The reason to buy here is the address. Princess of Wales Road, District 10, 999-year lease, 0.23 km from Tan Kah Kee DTL, 0.35 km from National Junior College, 0.36 km from German European School, 0.80 km from Raffles Girls’ Primary, and within easy walking distance of the Singapore Botanic Gardens UNESCO site — this concentration of prestige, transit, and education is what a S$10 million residential price is buying.
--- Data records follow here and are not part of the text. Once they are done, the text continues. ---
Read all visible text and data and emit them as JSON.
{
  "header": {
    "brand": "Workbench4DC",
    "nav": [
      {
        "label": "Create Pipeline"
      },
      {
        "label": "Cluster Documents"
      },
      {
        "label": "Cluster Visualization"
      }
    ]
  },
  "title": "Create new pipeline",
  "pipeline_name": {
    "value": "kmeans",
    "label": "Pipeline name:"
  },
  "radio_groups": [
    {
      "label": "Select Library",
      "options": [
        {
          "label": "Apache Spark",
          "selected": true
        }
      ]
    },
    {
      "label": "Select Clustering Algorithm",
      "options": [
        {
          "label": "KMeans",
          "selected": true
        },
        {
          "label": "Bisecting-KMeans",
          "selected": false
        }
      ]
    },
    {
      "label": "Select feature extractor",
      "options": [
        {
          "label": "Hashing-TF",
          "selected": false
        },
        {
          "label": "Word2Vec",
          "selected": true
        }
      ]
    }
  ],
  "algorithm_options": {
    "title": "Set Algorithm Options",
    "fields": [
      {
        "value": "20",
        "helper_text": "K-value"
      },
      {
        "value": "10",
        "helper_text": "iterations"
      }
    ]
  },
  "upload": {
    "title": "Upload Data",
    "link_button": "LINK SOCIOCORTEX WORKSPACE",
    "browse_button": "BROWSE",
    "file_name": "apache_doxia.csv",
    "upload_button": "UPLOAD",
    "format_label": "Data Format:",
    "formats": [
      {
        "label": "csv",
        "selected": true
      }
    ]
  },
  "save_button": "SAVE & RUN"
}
It is an owner-occupier statement asset or a long-horizon capital-store, not an income-generating or near-term-flip play.
The ShiokNest composite score of 56/100 is anchored by its neighbourhood (9.5/10), MRT access (9.5/10), and lease quality (9.5/10) — all near-perfect. Unit quality (9.0/10) reflects the generosity of the home sizes. The facility score (3.5/10) is the structural drag, appropriate for a low-density estate with minimal shared amenity. For the right buyer — senior executive, diplomatic household, education-first family, or ultra-long-horizon capital allocator — Duke’s Garden competes with a very small number of Princess of Wales Road and Bukit Timah corridor alternatives at this tenure and location profile.